Она отстраненно глядела на сердитого, заспанного тюремщика и наконец разомкнула сведенные судорогой губы:
– Отправляйся к Анри, – сказала она. – Передай ему, чтобы он говорил, чтобы сказал всю правду.
– Ты свихнулась? Ты что, хочешь, чтобы тебя повесили?
– Мне все равно. Передай, что я ему приказываю все рассказать. Пусть все валит на меня, только бы его не пытали.
Тюремщик грубо захохотал в ответ на ее слова.
– Так вот отчего ты так раскричалась. Бедняжка! Не переживай! Твой парень обязательно заговорит. Так что не стоит его уговаривать. Он сам поймет, что придется развязать язык…
– Все равно скажи ему…
– Только чтоб доставить тебе радость, милая крошка… Только, честное слово, это лишнее.
И, напевая себе под нос какой-то гнусный мотив, тюремщик удалился, предварительно заперев дверь. А обессиленная Марион рухнула на дощатый топчан, служивший ей постелью.
Марион подняла на него свои блуждающие глаза сомнамбулы, горевшие на ее мертвенно-бледном лице. Она не поняла сказанного тюремщиком и попросила его повторить.

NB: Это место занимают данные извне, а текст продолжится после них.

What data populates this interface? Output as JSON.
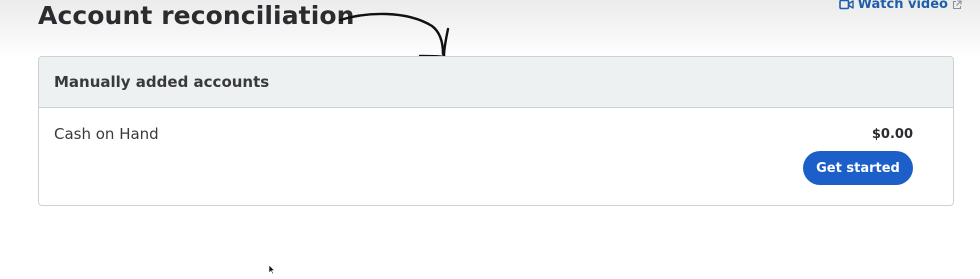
{
  "page": {
    "title": "Account reconciliation"
  },
  "help": {
    "watch_video_label": "Watch video",
    "icon": "video-camera-icon",
    "external_icon": "external-link-icon",
    "color": "#1f5ea8"
  },
  "accounts_section": {
    "header": "Manually added accounts",
    "accounts": [
      {
        "name": "Cash on Hand",
        "balance": "$0.00",
        "action_label": "Get started"
      }
    ]
  },
  "colors": {
    "primary_button": "#1d5fc9",
    "header_background": "#eef1f1",
    "border": "#c9d3d6"
  }
}
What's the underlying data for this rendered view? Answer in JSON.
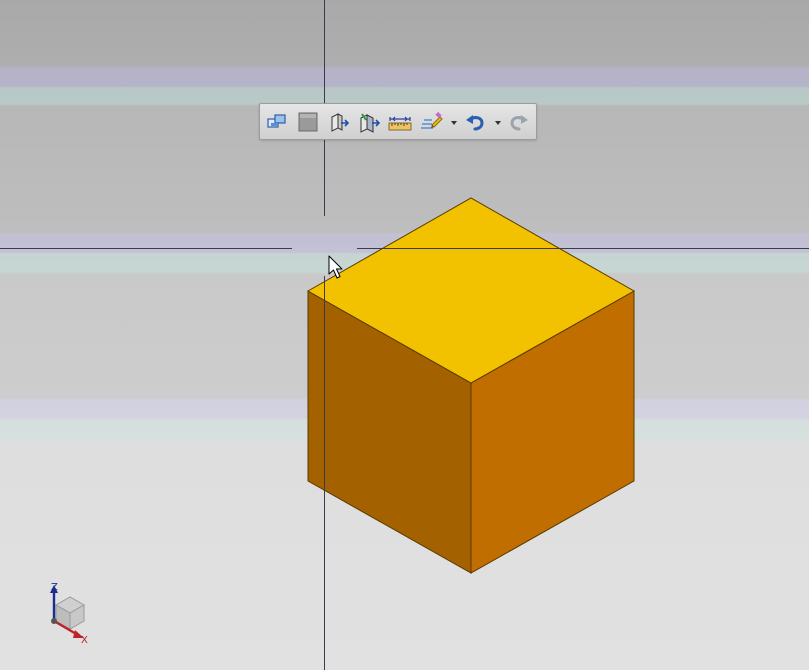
{
  "viewport": {
    "background_bands": [
      "#aeaeae",
      "#b6b3c8",
      "#b9c8c6",
      "#bebebe",
      "#c2c0d2",
      "#c6d5d2",
      "#cdcdcd",
      "#d3d1e0",
      "#d5e1df",
      "#e1e1e1"
    ]
  },
  "cube": {
    "top_color": "#f2c100",
    "left_color": "#a36100",
    "right_color": "#c06e00",
    "edge_color": "#5a3a00"
  },
  "toolbar": {
    "buttons": [
      {
        "name": "view-orientation-icon",
        "tooltip": ""
      },
      {
        "name": "display-style-icon",
        "tooltip": ""
      },
      {
        "name": "section-view-icon",
        "tooltip": ""
      },
      {
        "name": "view-selected-icon",
        "tooltip": ""
      },
      {
        "name": "measure-icon",
        "tooltip": ""
      },
      {
        "name": "quick-access-icon",
        "tooltip": ""
      },
      {
        "name": "undo-icon",
        "tooltip": ""
      },
      {
        "name": "redo-icon",
        "tooltip": ""
      }
    ]
  },
  "axis_triad": {
    "z_label": "Z",
    "x_label": "X",
    "z_color": "#1a2e8c",
    "x_color": "#c0212a"
  }
}
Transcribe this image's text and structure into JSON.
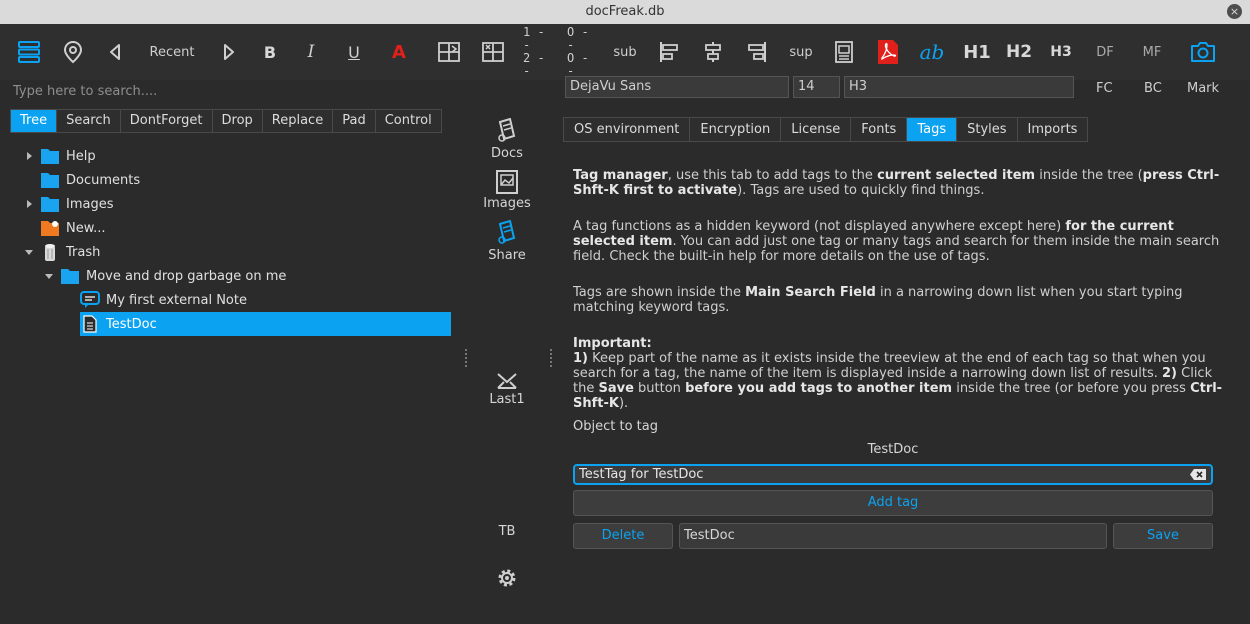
{
  "window": {
    "title": "docFreak.db",
    "close_glyph": "×"
  },
  "toolbar": {
    "recent": "Recent",
    "bold": "B",
    "italic": "I",
    "underline": "U",
    "color": "A",
    "list_num_1": "1 --",
    "list_num_2": "2 --",
    "list_bul_1": "O --",
    "list_bul_2": "O --",
    "sub": "sub",
    "sup": "sup",
    "spell": "ab",
    "h1": "H1",
    "h2": "H2",
    "h3": "H3",
    "df": "DF",
    "mf": "MF",
    "fc": "FC",
    "bc": "BC",
    "mark": "Mark"
  },
  "search": {
    "placeholder": "Type here to search...."
  },
  "format": {
    "font": "DejaVu Sans",
    "size": "14",
    "style": "H3"
  },
  "left_tabs": [
    "Tree",
    "Search",
    "DontForget",
    "Drop",
    "Replace",
    "Pad",
    "Control"
  ],
  "tree": {
    "help": "Help",
    "documents": "Documents",
    "images": "Images",
    "new": "New...",
    "trash": "Trash",
    "move": "Move  and drop garbage on me",
    "note": "My first external Note",
    "testdoc": "TestDoc"
  },
  "side": {
    "docs": "Docs",
    "images": "Images",
    "share": "Share",
    "last1": "Last1",
    "tb": "TB"
  },
  "right_tabs": [
    "OS environment",
    "Encryption",
    "License",
    "Fonts",
    "Tags",
    "Styles",
    "Imports"
  ],
  "tags": {
    "p1_a": "Tag manager",
    "p1_b": ", use this tab to add tags to the ",
    "p1_c": "current selected item",
    "p1_d": " inside the tree (",
    "p1_e": "press Ctrl-Shft-K first to activate",
    "p1_f": "). Tags are used to quickly find things.",
    "p2_a": "A tag functions as a hidden keyword (not displayed anywhere except here) ",
    "p2_b": "for the current selected item",
    "p2_c": ". You can add just one tag or many tags and search for them inside the main search field. Check the built-in help for more details on the use of tags.",
    "p3_a": "Tags are shown inside the ",
    "p3_b": "Main Search Field",
    "p3_c": " in a narrowing down list when you start typing matching keyword tags.",
    "imp": "Important:",
    "p4_a": "1)",
    "p4_b": " Keep part of the name as it exists inside the treeview at the end of each tag so that when you search for a tag, the name of the item is displayed inside a narrowing down list of results. ",
    "p4_c": "2)",
    "p4_d": " Click the ",
    "p4_e": "Save",
    "p4_f": " button ",
    "p4_g": "before you add tags to another item",
    "p4_h": " inside the tree (or before you press ",
    "p4_i": "Ctrl-Shft-K",
    "p4_j": ").",
    "object_label": "Object to tag",
    "object_name": "TestDoc",
    "tag_value": "TestTag for TestDoc",
    "add_tag": "Add tag",
    "delete": "Delete",
    "selected_tag": "TestDoc",
    "save": "Save"
  },
  "colors": {
    "accent": "#0ba3f1",
    "pdf_red": "#e0201b",
    "folder": "#1aa3ef",
    "new_orange": "#f07a22"
  }
}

– Говорю тебе, что твой парень теперь болтается на виселице перед тюрьмой… и он ни в чем не раскололся. Уникальный был человек, уж можешь мне поверить. Девять раз его совали ногами в огонь, чтобы развязать ему язык. И каждый раз он говорил, что ты невиновна…
– Ты что, не передал ему моих слов? – стекленея, стала надвигаться на тюремщика Марион.

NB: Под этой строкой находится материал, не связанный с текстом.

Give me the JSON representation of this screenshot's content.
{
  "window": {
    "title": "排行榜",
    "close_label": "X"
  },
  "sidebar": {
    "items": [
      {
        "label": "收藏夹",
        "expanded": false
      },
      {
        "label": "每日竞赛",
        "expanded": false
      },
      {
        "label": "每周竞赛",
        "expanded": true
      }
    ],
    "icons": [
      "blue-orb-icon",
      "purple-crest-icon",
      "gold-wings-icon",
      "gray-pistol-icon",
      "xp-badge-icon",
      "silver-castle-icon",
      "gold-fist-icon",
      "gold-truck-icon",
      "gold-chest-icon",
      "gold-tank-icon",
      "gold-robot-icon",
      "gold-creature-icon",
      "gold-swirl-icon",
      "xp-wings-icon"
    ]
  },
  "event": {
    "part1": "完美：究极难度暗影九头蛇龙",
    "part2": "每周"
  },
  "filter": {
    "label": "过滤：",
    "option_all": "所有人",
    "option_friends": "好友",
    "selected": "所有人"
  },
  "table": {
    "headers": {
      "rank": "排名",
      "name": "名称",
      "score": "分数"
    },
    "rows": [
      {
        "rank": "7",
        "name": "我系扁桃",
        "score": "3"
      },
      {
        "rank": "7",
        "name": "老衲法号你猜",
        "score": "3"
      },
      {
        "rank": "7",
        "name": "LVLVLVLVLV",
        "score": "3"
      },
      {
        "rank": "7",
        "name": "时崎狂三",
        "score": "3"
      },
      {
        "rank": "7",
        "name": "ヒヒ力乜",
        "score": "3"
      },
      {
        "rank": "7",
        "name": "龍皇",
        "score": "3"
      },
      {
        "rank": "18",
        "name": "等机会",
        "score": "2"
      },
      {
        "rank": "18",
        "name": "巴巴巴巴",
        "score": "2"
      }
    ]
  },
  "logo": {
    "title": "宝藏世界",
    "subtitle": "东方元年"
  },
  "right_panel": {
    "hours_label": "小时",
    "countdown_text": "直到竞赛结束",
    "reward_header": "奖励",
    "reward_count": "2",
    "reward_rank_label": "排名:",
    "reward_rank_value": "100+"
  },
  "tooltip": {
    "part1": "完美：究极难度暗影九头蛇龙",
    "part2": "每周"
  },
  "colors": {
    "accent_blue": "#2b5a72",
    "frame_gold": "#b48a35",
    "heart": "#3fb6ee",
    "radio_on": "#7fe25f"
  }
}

– Все я ему передал! Он же ответил мне, что живет своим умом и никаких советов не примет. Еще он просил передать, что любит тебя. Вот и весь наш с ним разговор…
Судорога пробежала по лицу Марион. Она не могла плакать, ибо выплакала уже все слезы. Теперь она ощутила приступ безумной ненависти, вспыхнувшей в ее воспаленном взгляде и перекосившей все ее лицо. Вид ее был столь страшен, что, несмотря на цепи, приковавшие ее к стене, тюремщик попятился. Уже стоя на пороге, он добавил:
– Что толку теперь убиваться. Главное, что ты спасена. Поэтому тебе не стоит делать никаких признаний…

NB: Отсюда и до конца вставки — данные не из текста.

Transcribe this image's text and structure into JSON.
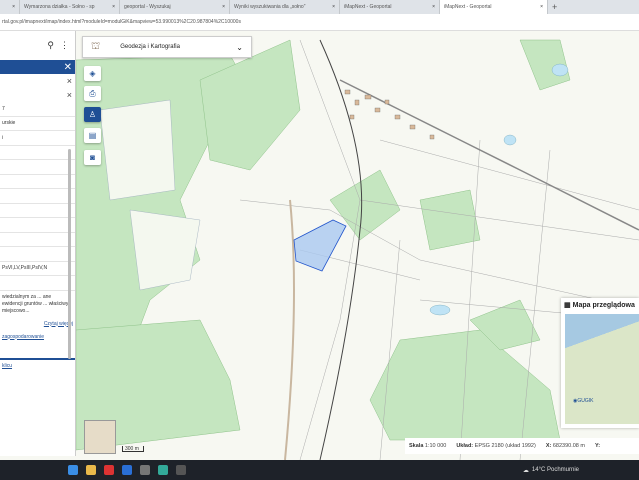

Совет был излишним, Марион вовсе не хотела губить саму себя. Теперь она стремилась лишь к тому, чтобы освободиться и отомстить за Анри.
Стоя на коленях перед судьей в черной мантии, Марион почти не слушала его напыщенный вердикт. Какое значение будут иметь розги, клеймо… Ведь потом она будет свободна…
Свобода!.. Только это теперь имеет значение. Только об этом она думала, стиснув зубы, когда, обнажив до пояса, ее провели по городу под смех и оскорбительные насмешки ликующей толпы. Она не чувствовала ударов розги по своей спине, плечам, ягодицам. Казалось, она вообще не ощущает боли или боль оставляет ее равнодушной. Не страх, но ненависть жила теперь в ее сердце. Надо выдержать! Еще раз… пускай… теперь еще! Пустяки, скоро она будет свободна и тогда уж покажет всем!..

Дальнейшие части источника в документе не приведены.